To support the varied output needs of professional creators, Wan2.2-S2V provides output resolutions of 480P and 720P. This flexibility aims to ensure compatibility with both social media requirements and professional presentation standards.
Technical approach
Wan2.2-S2V employs a combination of text-guided global motion control and audio-driven fine-grained local movement to provide expressive performances, particularly in complex or challenging animation scenarios. This approach is designed to move beyond traditional talking-head animation, giving creators more diverse and realistic results.
The model introduces a new frame processing method in which historical animation frames of arbitrary length are compressed into a single, compact latent representation. This technique reduces computational demands and, in turn, supports more stable long-form video generation, which has been a persistent challenge within extended animated content production.

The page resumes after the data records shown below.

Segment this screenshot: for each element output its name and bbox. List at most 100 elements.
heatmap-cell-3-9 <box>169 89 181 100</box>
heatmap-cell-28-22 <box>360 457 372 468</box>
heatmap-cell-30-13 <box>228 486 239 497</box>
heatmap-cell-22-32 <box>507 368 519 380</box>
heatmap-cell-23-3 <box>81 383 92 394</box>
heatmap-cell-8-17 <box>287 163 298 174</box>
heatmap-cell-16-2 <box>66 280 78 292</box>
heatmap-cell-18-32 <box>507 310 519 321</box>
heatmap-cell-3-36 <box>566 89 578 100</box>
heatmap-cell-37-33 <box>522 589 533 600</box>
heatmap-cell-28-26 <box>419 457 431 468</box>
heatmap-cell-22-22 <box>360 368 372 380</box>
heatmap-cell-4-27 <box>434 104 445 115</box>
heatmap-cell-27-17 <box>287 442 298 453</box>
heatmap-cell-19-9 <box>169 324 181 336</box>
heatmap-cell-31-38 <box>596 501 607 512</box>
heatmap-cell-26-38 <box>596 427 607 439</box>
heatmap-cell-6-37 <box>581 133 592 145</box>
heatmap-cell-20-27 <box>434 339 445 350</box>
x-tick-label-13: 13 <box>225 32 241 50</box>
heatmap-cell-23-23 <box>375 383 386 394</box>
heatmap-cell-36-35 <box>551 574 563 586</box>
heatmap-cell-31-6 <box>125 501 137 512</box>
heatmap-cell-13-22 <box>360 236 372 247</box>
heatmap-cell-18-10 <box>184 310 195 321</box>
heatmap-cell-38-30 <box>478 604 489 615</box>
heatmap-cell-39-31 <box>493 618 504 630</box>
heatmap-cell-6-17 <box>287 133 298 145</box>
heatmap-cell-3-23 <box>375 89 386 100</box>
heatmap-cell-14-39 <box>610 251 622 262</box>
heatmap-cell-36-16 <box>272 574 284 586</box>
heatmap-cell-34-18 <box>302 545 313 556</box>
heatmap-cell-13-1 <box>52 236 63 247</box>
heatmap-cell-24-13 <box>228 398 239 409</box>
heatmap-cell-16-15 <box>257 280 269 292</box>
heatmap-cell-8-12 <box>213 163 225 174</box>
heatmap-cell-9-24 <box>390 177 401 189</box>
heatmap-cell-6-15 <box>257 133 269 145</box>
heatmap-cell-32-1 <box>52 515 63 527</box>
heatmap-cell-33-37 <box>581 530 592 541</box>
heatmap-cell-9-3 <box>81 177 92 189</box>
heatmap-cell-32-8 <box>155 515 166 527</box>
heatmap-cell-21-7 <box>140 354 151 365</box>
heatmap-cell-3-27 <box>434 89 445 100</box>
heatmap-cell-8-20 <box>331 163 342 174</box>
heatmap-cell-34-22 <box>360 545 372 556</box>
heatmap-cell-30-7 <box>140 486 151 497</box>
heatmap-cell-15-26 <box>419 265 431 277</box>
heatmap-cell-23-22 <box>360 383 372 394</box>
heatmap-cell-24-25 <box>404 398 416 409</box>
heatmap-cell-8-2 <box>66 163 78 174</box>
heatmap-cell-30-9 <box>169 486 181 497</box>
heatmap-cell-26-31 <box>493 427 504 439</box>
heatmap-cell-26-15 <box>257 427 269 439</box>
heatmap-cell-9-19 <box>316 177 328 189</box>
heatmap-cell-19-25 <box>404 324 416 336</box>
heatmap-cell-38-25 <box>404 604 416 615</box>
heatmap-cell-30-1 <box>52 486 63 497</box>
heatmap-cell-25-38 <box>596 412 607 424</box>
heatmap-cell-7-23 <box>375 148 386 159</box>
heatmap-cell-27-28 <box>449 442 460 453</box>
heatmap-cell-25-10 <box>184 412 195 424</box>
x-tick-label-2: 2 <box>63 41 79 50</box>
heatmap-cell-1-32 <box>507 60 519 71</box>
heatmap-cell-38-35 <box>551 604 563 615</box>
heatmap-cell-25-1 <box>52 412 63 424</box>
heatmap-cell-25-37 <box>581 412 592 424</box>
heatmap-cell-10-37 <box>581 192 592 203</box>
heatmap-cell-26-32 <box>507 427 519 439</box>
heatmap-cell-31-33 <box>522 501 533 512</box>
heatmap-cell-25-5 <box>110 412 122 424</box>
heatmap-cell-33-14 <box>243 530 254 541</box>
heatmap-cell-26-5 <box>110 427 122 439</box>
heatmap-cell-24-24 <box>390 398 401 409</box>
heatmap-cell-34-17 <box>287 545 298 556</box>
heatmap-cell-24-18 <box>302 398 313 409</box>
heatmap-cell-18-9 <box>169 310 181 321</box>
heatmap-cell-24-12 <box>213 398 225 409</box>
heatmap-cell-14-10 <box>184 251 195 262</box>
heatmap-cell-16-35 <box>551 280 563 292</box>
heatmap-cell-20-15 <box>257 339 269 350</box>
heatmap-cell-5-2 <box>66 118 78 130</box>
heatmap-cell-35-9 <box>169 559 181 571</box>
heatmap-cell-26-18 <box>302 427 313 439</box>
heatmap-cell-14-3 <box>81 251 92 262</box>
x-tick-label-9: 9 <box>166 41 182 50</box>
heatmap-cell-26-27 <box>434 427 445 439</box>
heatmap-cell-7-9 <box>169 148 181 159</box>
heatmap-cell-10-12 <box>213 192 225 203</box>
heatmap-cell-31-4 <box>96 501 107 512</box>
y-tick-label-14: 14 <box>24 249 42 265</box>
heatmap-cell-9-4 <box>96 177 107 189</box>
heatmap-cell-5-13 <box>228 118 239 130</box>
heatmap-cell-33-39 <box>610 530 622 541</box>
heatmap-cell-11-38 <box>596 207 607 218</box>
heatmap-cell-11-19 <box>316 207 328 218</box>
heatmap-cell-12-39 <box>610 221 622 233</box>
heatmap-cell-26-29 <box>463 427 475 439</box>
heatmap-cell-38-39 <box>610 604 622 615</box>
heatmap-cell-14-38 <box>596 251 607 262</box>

The training methodology for Wan2.2-S2V incorporates a large-scale audio-visual dataset targeted at film and television production environments. Alibaba reports that a multi-resolution training approach was used, enabling flexible output formats that include both vertical short form and more traditional horizontal film productions.
Open source rollout
Wan2.2-S2V is now available for download through Hugging Face, GitHub, and Alibaba Cloud's open-source community, ModelScope. This continues Alibaba's series of open source releases; Wan2.1 was shared in February 2025 and Wan2.2 in July. To date, the Wan generative video model series has generated over 6.9 million downloads on Hugging Face and ModelScope.
"Wan2.2-S2V offers versatile character animation capabilities, enabling the creation of videos across multiple framing options including portrait, bust, and full-body perspectives. It can generate character actions and environmental factors dynamically based on prompt instructions, allowing professional content creators to capture precise visual representations tailored to specific storytelling and design requirements."
Another statement from the release explained the technical foundation:
"Wan2.2-S2V transcends traditional talking-head animations by combining text-guided global motion control with audio-driven fine-grained local movements. This enables natural and expressive character performances across complex and challenging scenarios."
The release further noted the benefits of the frame processing approach:
"By compressing historical frames of arbitrary length into a single, compact latent representation, the technology significantly reduces computational overhead. This approach allows for remarkably stable long-video generation, addressing a critical challenge in extended animated content production."
Alibaba's research team highlighted the unique training approach:
"Alibaba's research team constructed a large-scale audio-visual dataset specifically tailored to film and television production scenarios. Using a multi-resolution training approach, Wan2.2-S2V supports flexible video generation across diverse formats – from vertical short-form content to traditional horizontal film and television productions."
As with its previous models, Alibaba has positioned Wan2.2-S2V for open-source community access, providing tools to both professional and independent creators in the global marketplace.